Latest update April 25th, 2024 12:59 AM
Sep 09, 2020 News
Two attorneys have filed affidavits in defence to the case challenging their appointments as Senior Counsel by former President David Granger.
The case against the appointments was filed by A New and United Guyana (ANUG) Chairman and Attorney-at-law, Timothy Jonas.
In the matter, Jonas is seeking an Order of Certiorari to be directed to the Attorney General to quash the decision by the former President to appoint Attorneys-at-Law Jameela Alli, Roysdale Forde, Mursaline Bacchus, and Stanley Moore as Senior Counsel (S.C).
Jonas is contending that the President, in making the appointments, acted ultra vires or outside the realm of his functions.
During a virtual hearing of the matter yesterday, High Court Justice Nareshwar Harnanan outlined case management directions on how the parties involved in the matter are expected to proceed with filing their written submission.
The Court also granted the requests of the two lawyers, Bacchus and Forde, to be listed as respondents in the matter. The two lawyers also filed affidavits in defence to the Fixed Date Application (FDA) and are expected to file their written submissions by September 28.

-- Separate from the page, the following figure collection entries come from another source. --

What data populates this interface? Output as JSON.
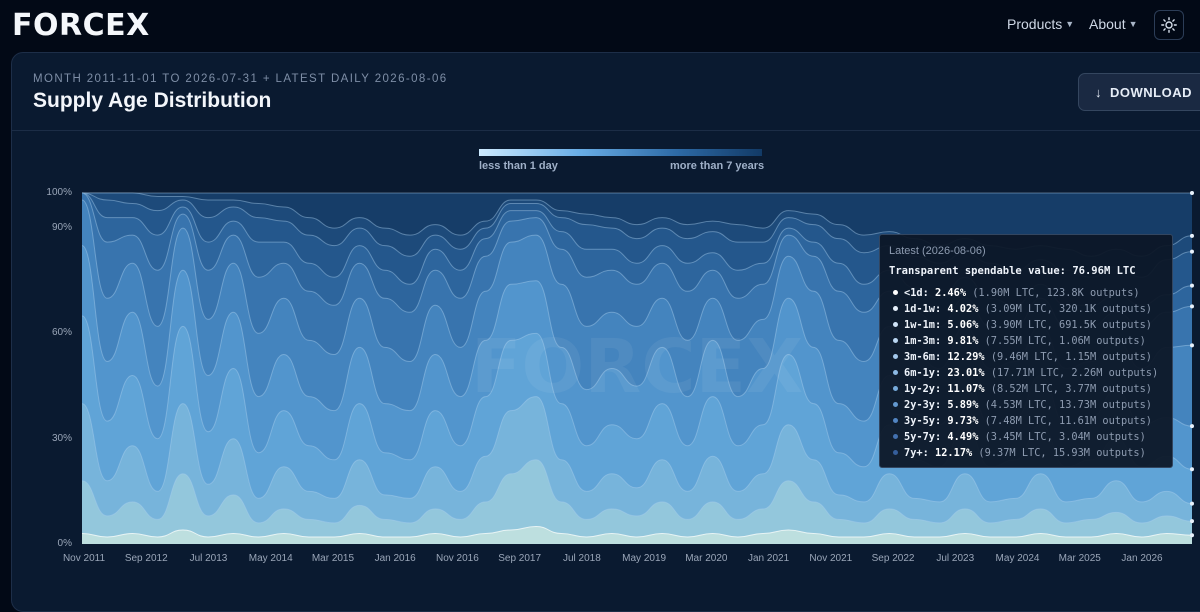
{
  "brand": {
    "logo_text": "FORCEX"
  },
  "nav": {
    "items": [
      {
        "label": "Products",
        "name": "nav-products"
      },
      {
        "label": "About",
        "name": "nav-about"
      }
    ],
    "theme_icon": "sun-icon"
  },
  "header": {
    "subtitle": "MONTH 2011-11-01 TO 2026-07-31 + LATEST DAILY 2026-08-06",
    "title": "Supply Age Distribution",
    "download_label": "DOWNLOAD",
    "download_icon": "arrow-down-icon"
  },
  "scale_legend": {
    "min_label": "less than 1 day",
    "max_label": "more than 7 years"
  },
  "tooltip": {
    "title": "Latest (2026-08-06)",
    "total_label": "Transparent spendable value:",
    "total_value": "76.96M LTC",
    "rows": [
      {
        "label": "<1d:",
        "pct": "2.46%",
        "detail": "(1.90M LTC, 123.8K outputs)"
      },
      {
        "label": "1d-1w:",
        "pct": "4.02%",
        "detail": "(3.09M LTC, 320.1K outputs)"
      },
      {
        "label": "1w-1m:",
        "pct": "5.06%",
        "detail": "(3.90M LTC, 691.5K outputs)"
      },
      {
        "label": "1m-3m:",
        "pct": "9.81%",
        "detail": "(7.55M LTC, 1.06M outputs)"
      },
      {
        "label": "3m-6m:",
        "pct": "12.29%",
        "detail": "(9.46M LTC, 1.15M outputs)"
      },
      {
        "label": "6m-1y:",
        "pct": "23.01%",
        "detail": "(17.71M LTC, 2.26M outputs)"
      },
      {
        "label": "1y-2y:",
        "pct": "11.07%",
        "detail": "(8.52M LTC, 3.77M outputs)"
      },
      {
        "label": "2y-3y:",
        "pct": "5.89%",
        "detail": "(4.53M LTC, 13.73M outputs)"
      },
      {
        "label": "3y-5y:",
        "pct": "9.73%",
        "detail": "(7.48M LTC, 11.61M outputs)"
      },
      {
        "label": "5y-7y:",
        "pct": "4.49%",
        "detail": "(3.45M LTC, 3.04M outputs)"
      },
      {
        "label": "7y+:",
        "pct": "12.17%",
        "detail": "(9.37M LTC, 15.93M outputs)"
      }
    ]
  },
  "chart_data": {
    "type": "area",
    "stacked": true,
    "ylim": [
      0,
      100
    ],
    "y_ticks": [
      {
        "value": 0,
        "label": "0%"
      },
      {
        "value": 30,
        "label": "30%"
      },
      {
        "value": 60,
        "label": "60%"
      },
      {
        "value": 90,
        "label": "90%"
      },
      {
        "value": 100,
        "label": "100%"
      }
    ],
    "x_ticks": [
      "Nov 2011",
      "Sep 2012",
      "Jul 2013",
      "May 2014",
      "Mar 2015",
      "Jan 2016",
      "Nov 2016",
      "Sep 2017",
      "Jul 2018",
      "May 2019",
      "Mar 2020",
      "Jan 2021",
      "Nov 2021",
      "Sep 2022",
      "Jul 2023",
      "May 2024",
      "Mar 2025",
      "Jan 2026"
    ],
    "watermark": "FORCEX",
    "band_colors": [
      "#bfe0de",
      "#96c9dc",
      "#7ab6dc",
      "#62a5d8",
      "#5497ce",
      "#4686c0",
      "#3a76b0",
      "#2f679f",
      "#26598e",
      "#1e4b7c",
      "#173f6b"
    ],
    "x": [
      "Nov 2011",
      "Mar 2012",
      "Jul 2012",
      "Nov 2012",
      "Mar 2013",
      "Jul 2013",
      "Nov 2013",
      "Mar 2014",
      "Jul 2014",
      "Nov 2014",
      "Mar 2015",
      "Jul 2015",
      "Nov 2015",
      "Mar 2016",
      "Jul 2016",
      "Nov 2016",
      "Mar 2017",
      "Jul 2017",
      "Nov 2017",
      "Mar 2018",
      "Jul 2018",
      "Nov 2018",
      "Mar 2019",
      "Jul 2019",
      "Nov 2019",
      "Mar 2020",
      "Jul 2020",
      "Nov 2020",
      "Mar 2021",
      "Jul 2021",
      "Nov 2021",
      "Mar 2022",
      "Jul 2022",
      "Nov 2022",
      "Mar 2023",
      "Jul 2023",
      "Nov 2023",
      "Mar 2024",
      "Jul 2024",
      "Nov 2024",
      "Mar 2025",
      "Jul 2025",
      "Nov 2025",
      "Mar 2026",
      "Aug 2026"
    ],
    "cumulative_boundaries": {
      "<1d": [
        3,
        2,
        3,
        2,
        4,
        2,
        3,
        2,
        3,
        2,
        2,
        3,
        2,
        2,
        3,
        2,
        3,
        4,
        5,
        3,
        2,
        3,
        2,
        3,
        2,
        3,
        2,
        3,
        4,
        3,
        2,
        2,
        3,
        2,
        2,
        3,
        2,
        2,
        3,
        2,
        2,
        3,
        2,
        3,
        2.5
      ],
      "1d-1w": [
        18,
        8,
        12,
        7,
        20,
        8,
        14,
        6,
        10,
        7,
        6,
        11,
        7,
        6,
        10,
        7,
        12,
        20,
        24,
        12,
        7,
        10,
        8,
        12,
        7,
        12,
        7,
        10,
        18,
        12,
        7,
        6,
        10,
        7,
        6,
        10,
        6,
        7,
        10,
        6,
        7,
        9,
        6,
        8,
        6.5
      ],
      "1w-1m": [
        40,
        18,
        28,
        15,
        40,
        17,
        30,
        13,
        22,
        15,
        13,
        24,
        14,
        13,
        22,
        15,
        25,
        38,
        42,
        24,
        15,
        20,
        16,
        24,
        15,
        25,
        15,
        20,
        34,
        24,
        14,
        12,
        20,
        13,
        12,
        20,
        12,
        13,
        20,
        12,
        13,
        18,
        12,
        15,
        11.5
      ],
      "1m-3m": [
        65,
        35,
        48,
        30,
        62,
        32,
        50,
        26,
        38,
        28,
        24,
        40,
        26,
        24,
        38,
        28,
        42,
        58,
        60,
        40,
        28,
        34,
        30,
        40,
        28,
        42,
        28,
        34,
        54,
        40,
        26,
        22,
        34,
        24,
        22,
        34,
        22,
        24,
        34,
        22,
        24,
        30,
        22,
        25,
        21.3
      ],
      "3m-6m": [
        85,
        52,
        66,
        45,
        78,
        48,
        66,
        42,
        54,
        42,
        38,
        56,
        40,
        38,
        54,
        42,
        58,
        74,
        75,
        56,
        44,
        50,
        45,
        56,
        42,
        58,
        42,
        50,
        70,
        56,
        40,
        35,
        48,
        37,
        34,
        48,
        34,
        36,
        48,
        34,
        36,
        44,
        34,
        36,
        33.6
      ],
      "6m-1y": [
        98,
        70,
        80,
        62,
        90,
        64,
        80,
        60,
        70,
        58,
        54,
        70,
        56,
        52,
        68,
        56,
        72,
        86,
        88,
        74,
        62,
        66,
        62,
        70,
        58,
        70,
        58,
        64,
        82,
        72,
        58,
        52,
        62,
        54,
        50,
        62,
        50,
        52,
        62,
        50,
        52,
        58,
        50,
        56,
        56.6
      ],
      "1y-2y": [
        100,
        86,
        88,
        78,
        94,
        78,
        88,
        76,
        80,
        72,
        68,
        80,
        70,
        66,
        78,
        70,
        82,
        92,
        93,
        84,
        76,
        78,
        74,
        80,
        72,
        78,
        70,
        74,
        88,
        82,
        72,
        66,
        72,
        66,
        62,
        70,
        62,
        62,
        70,
        62,
        62,
        66,
        62,
        66,
        67.7
      ],
      "2y-3y": [
        100,
        93,
        93,
        88,
        96,
        86,
        92,
        86,
        86,
        80,
        76,
        85,
        78,
        74,
        84,
        78,
        87,
        95,
        95,
        89,
        84,
        84,
        80,
        85,
        80,
        83,
        78,
        80,
        90,
        86,
        80,
        74,
        78,
        73,
        70,
        76,
        70,
        68,
        74,
        68,
        68,
        71,
        68,
        71,
        73.6
      ],
      "3y-5y": [
        100,
        98,
        97,
        95,
        98,
        93,
        96,
        93,
        92,
        88,
        85,
        90,
        85,
        82,
        88,
        84,
        90,
        97,
        97,
        93,
        91,
        90,
        87,
        90,
        87,
        89,
        86,
        86,
        93,
        91,
        87,
        83,
        85,
        82,
        80,
        83,
        80,
        78,
        81,
        78,
        76,
        79,
        76,
        81,
        83.3
      ],
      "5y-7y": [
        100,
        100,
        100,
        99,
        99,
        98,
        98,
        97,
        96,
        93,
        90,
        93,
        90,
        88,
        91,
        88,
        92,
        98,
        98,
        95,
        94,
        93,
        91,
        93,
        91,
        92,
        91,
        90,
        95,
        94,
        91,
        88,
        89,
        87,
        85,
        87,
        85,
        84,
        85,
        84,
        82,
        84,
        82,
        85,
        87.8
      ],
      "7y+": [
        100,
        100,
        100,
        100,
        100,
        100,
        100,
        100,
        100,
        100,
        100,
        100,
        100,
        100,
        100,
        100,
        100,
        100,
        100,
        100,
        100,
        100,
        100,
        100,
        100,
        100,
        100,
        100,
        100,
        100,
        100,
        100,
        100,
        100,
        100,
        100,
        100,
        100,
        100,
        100,
        100,
        100,
        100,
        100,
        100
      ]
    }
  }
}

The Court gave directions for all parties involved to file their submissions by that date.
Oral arguments in the matter are expected to commence sometime thereafter.
According to the grounds of application drafted by Attorney Teni Housty, Jonas contends that the status of SC is fundamentally important to legal practitioners.
He noted that the appointment of Senior Counsel by the judiciary and the bar at large lies within the inherent discretion of the High Court of the
Supreme Court of Judicature.
The attorney explained that there is no statutory or other power conferred on the President of Guyana whether as President or otherwise, to make any such decision to appoint an attorney-at-law to the dignity of Senior Counsel.
As such, he called the decision by the President to be deemed entirely void and of no effect. Jonas stated further that as the President and a member of the executive, Granger’s decision to appoint Senior Counsel trespasses into the realm of the judiciary and violate Article 122 of the Constitution of Guyana.
The lawyer noted too that the power and discretion to admit persons to practice at the Bar of Guyana, to preside over such persons, to discipline, suspend and disbar such persons is conferred by the provisions of the Legal Practitioners Act and common law on the High Court, the Supreme Court of Judicature of Guyana.Jonas explained that the dignity of SC or its equivalent counterpart, ‘Queen’s Counsel’ (QC), is one which is recognized throughout the Commonwealth as being conferred on practising attorneys-at-law who have sufficiently earned the respect of the Court by the quality of their practice and personal integrity to warrant the honour, and the conferral of such status.
According to the document in support, Jonas was prompted to take legal action after he observed a counsel appearing in the litigation with him in June of this year, whom he believed to be junior, describing himself as ‘Senior Counsel’.
Consequently, Jonas said that he investigated, and discovered that on or around 31st December 2019, the President had communicated to the public via the Ministry of the Presidency his purported decision to confer the four lawyers with the prestigious title.
It is this move that Jonas emphasized that was outside the statutory or other power conferred on the President.